Há uma manifestação prevista para o dia 15, na qual alguns vídeos falam em um movimento contra o Congresso e contra o STF. Como o senhor avalia?
A gente deve gastar energia com questões, de fato, substanciais. Se houvesse um projeto de reforma e, de fato, o Congresso não estivesse votando, então, vamos fazer uma manifestação para que haja uma deliberação mais célere. Mas não faz sentido isto. O Congresso está deliberando de uma maneira madura, como há muito não se via. O Congresso brasileiro é um Parlamento extremamente forte. E, ao longo dos anos, isso tem mudança de tempos em tempos, ele dependia muito da ação do Poder Executivo. Normalmente, eram as lideranças que conduziam a pauta. Aqui, acolá surgia uma pauta autônoma, mas em geral, seu protagonismo dependia da coordenação do Executivo.
O Congresso não é mais coadjuvante?
Estamos vendo, nos últimos tempos, e já se via um ensaio disso no governo Temer, a ideia de uma certa parceria, tanto é que o presidente Temer chegou a falar que estava inaugurando um certo semipresidencialismo. Já havia esse ensaio de corresponsabilidade política. Pelo menos, no ano que passou, Câmara e Senado tiveram um papel importante reconhecido por todos nós, pelos resultados. Vimos a fala do ministro Paulo Guedes em Davos, em que ele apresentou todas as reformas que foram votadas. Aquilo foi avaliado positivamente. E, se a gente olhar, aquilo é mérito do Congresso. Evidentemente, está numa pauta também da economia, mas se vê que o Congresso foi parceiro institucional daquilo que foi bem avaliado em termos internacionais.
Pelo que o senhoe diz, o Congresso está cumprindo o papel dele. Pode-se dizer o mesmo do Executivo?
Tenho a impressão de que há aqui um aprendizado que todos os governos têm que exercitar e desenvolver, talvez um modelo. Qual será esse modelo? Uma Casa Civil mais forte? Uma Casa Civil que divide poderes com outras coordenações? Estaria o presidente muito sobrecarregado? Em suma, como se dividem as tarefas administrativas e as tarefas de coordenação política. Tudo isso precisa ser devidamente definido. E temos visto que, nessa seara, tem havido mudanças constantes, explícitas e outras internas. Então, ainda há um modelo institucional in fieri rae, em formação. É natural. O presidente veio de um movimento novo, de um partido novo e fez um outro tipo de coligação para governar, ou seja, dispensou a ideia do presidencialismo de coalizão e buscou apoio nas bancadas temáticas. Então, me parece que esse é um aprendizado.
A lua de mel dura quanto tempo?
Um ano é o período que o governo tem de lua de mel com o Congresso. Depois, isso pode se tornar mais tenso. O próprio presidente fez um redimensionamento, reestruturou a Casa Civil, então, tem que se esperar o resultado disso.
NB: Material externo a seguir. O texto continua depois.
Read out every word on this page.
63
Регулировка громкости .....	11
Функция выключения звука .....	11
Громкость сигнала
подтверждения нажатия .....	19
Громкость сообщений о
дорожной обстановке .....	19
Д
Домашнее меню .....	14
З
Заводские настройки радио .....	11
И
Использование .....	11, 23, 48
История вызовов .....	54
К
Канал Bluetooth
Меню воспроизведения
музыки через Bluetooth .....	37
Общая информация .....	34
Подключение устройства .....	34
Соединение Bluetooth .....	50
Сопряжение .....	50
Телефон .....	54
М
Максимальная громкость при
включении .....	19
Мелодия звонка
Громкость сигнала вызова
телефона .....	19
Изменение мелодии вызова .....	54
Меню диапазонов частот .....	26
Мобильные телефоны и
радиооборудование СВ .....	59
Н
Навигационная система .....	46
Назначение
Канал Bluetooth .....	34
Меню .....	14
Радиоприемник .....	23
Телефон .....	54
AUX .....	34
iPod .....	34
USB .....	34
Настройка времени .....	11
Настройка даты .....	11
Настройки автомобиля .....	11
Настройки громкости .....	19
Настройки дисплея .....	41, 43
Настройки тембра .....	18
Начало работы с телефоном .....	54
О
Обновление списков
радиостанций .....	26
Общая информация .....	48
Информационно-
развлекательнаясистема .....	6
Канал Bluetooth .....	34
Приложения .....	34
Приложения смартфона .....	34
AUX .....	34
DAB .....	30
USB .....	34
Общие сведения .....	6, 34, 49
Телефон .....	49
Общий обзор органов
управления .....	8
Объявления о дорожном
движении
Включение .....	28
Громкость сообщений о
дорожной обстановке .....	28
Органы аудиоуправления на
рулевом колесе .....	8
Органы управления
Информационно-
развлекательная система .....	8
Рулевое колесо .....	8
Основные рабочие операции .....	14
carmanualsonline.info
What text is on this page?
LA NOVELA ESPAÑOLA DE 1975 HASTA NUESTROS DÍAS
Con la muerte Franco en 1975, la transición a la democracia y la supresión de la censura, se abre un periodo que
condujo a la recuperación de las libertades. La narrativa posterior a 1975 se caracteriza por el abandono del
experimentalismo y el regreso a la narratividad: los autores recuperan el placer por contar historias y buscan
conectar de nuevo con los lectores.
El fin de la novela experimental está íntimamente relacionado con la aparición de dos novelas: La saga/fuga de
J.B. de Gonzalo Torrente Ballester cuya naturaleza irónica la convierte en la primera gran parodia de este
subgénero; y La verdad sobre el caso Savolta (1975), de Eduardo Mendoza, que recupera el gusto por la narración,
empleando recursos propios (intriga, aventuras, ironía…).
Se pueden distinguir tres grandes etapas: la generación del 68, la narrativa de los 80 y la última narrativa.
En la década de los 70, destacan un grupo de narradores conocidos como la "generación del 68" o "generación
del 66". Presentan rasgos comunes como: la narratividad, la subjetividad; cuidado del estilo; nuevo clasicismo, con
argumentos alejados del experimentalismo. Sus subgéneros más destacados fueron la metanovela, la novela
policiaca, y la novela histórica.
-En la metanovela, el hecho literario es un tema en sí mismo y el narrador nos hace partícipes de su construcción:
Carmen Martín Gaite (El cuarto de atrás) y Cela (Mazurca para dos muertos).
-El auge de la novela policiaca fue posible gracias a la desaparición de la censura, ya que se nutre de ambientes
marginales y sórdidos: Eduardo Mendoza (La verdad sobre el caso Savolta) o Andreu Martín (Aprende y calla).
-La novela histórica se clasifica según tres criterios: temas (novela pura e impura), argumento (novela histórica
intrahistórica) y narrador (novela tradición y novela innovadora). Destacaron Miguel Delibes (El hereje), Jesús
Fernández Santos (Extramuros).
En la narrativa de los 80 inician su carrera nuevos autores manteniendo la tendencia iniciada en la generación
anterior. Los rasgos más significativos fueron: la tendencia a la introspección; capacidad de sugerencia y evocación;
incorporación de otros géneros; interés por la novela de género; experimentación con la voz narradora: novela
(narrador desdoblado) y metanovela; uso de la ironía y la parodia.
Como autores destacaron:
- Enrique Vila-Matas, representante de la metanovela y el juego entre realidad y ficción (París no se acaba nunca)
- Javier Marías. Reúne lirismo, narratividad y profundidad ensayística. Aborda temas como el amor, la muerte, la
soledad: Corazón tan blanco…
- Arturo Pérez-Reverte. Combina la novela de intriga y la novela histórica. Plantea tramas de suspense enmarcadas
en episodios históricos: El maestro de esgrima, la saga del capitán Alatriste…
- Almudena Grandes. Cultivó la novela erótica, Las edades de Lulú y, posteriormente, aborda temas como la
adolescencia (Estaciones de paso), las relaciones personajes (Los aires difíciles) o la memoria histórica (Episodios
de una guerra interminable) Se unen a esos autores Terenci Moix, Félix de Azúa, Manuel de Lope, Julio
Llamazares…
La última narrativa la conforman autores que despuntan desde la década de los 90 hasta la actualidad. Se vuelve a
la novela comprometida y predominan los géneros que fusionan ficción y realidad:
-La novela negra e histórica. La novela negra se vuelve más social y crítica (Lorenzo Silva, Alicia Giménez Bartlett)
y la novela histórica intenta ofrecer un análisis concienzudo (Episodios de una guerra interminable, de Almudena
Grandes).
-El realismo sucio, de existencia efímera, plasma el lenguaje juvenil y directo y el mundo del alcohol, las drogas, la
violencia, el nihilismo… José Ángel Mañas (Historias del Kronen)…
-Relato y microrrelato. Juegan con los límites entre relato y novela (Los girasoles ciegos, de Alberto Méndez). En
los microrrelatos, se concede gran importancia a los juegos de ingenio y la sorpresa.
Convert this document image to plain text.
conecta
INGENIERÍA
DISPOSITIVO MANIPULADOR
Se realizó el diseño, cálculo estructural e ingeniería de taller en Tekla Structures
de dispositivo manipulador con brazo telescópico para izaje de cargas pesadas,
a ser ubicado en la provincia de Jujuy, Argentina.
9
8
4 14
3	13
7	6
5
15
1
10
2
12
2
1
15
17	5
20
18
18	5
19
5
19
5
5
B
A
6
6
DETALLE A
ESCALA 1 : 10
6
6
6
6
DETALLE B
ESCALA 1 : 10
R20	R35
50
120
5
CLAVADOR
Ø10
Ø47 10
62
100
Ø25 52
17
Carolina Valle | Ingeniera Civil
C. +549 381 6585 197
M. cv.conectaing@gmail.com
É curioso, se a gente olhar a Constituição de 88, a prática política começa logo em 89, ela tem testado um amplo espectro de forças políticas. Se começarmos pelo presidente Collor, depois veio Itamar, Fernando Henrique, Lula, Dilma. Sua excelência, o eleitor, se permitiu várias experiências. E agora temos uma que não estava cogitada naquele momento eleitoral inicial. Por isso, também, é natural que haja incompreensões, testes, recuos diálogos que ficam interrompidos. Mas eu tenho a impressão de que é preciso que esse grau de conflituosidade seja limitado. E até, se possivel, bastante reduzido.
senhor faz aí uma manifestação de conciliação dos Poderes, é o momento de paz para o Brasil, é isso?
O Brasil é fantástico, primeiro, porque tem uma energia muito grande. O Brasil cresce à noite, porque durante o dia a gente dilapida as coisas positivas. A gente, como dizia Roberto Campos, não perde a oportunidade de perder oportunidade. A gente não pode mais se dar ao luxo de fazer isso. Temos que investir energia em algo positivo. Também não podemos acender o isqueiro ou fósforo para saber se tem gasolina no tanque, porque a gente já sabe a resposta. Então, acho que, se alguém apostar em disrupção, ruptura, certamente haverá resistência das instituições. Obviamente, temos um compromisso com a democracia.
Isso vale também para pedidos de impeachment que possam surgir?
O impeachment, nós sabemos, é uma bomba atômica em termos institucionais. No presidencialismo, existe para não ser usado. No nosso caso, já usamos duas vezes. Mas, em geral, você tem uma conjugação de fatores. Tem, de fato, a prática de um crime e tem condições de desmantelo do sistema econômico-político. Nos dois casos que tivemos, isso ocorreu, tanto no governo Collor, quanto no governo Dilma. No fundo, a gente fez um tipo de parlamentarização do impeachment. Quer dizer, o presidente que perde apoio no Congresso e cria um quadro de não governabilidade passa a ser suscetível de impeachment. É o que tem ocorrido. Não basta só o argumento do crime político, é preciso que haja uma condição econômica e política.
E não estamos nesse cenário?
Não se tem esse cenário. Tenho impressão até de que há um certo cansaço em relação a isso. Tendo em vista o elemento traumático que compõe o impeachment inevitavelmente, a ruptura, o sentimento de vendita, que alimenta as forças políticas que são retiradas do poder. Tudo isso me parece que fez com que as forças políticas hoje tenham consciência de que não é o melhor caminho. E isso não deveria nunca ser nem pauta política, isso é uma medida in extremis que, no nosso caso, em 30 anos, usamos já duas vezes. Portanto, de exceção, tornou-se quase uma regra.
Isso não é perigoso porque, sempre que um presidente tiver minoria, pode sofrer um processo?
Sempre é. Ao mesmo tempo, também, numa situação de ingovernabilidade, há o risco de perda de comando, como a gente teve naquele quadro inicial-final (segundo ano do segundo mandato) do governo Dilma. No governo Temer, começamos a discutir e ele se animava a discutir a ideia do semipresidencialismo, o modelo português, onde se tem o presidente mas divide também o poder com o Congresso. Num futuro não muito distante, o Brasil vai acabar tendo que discutir essa questão e acho importante que isso seja, de fato, discutido. E é bom que seja discutido num ambiente de reformas em favor do Brasil, e não contra ninguém especificamente. Se tiver que votar uma emenda desse tipo, tem que ser votada para o futuro, para próximos mandatos. E, claro, isso pressupõe uma reorganização política, menos forças políticas no Congresso. Esse número imenso de partidos não permite fazer um contrato de coalizão claro. A nossa energia deve estar voltada para a construção, e não para destruição. Isso me parece o básico.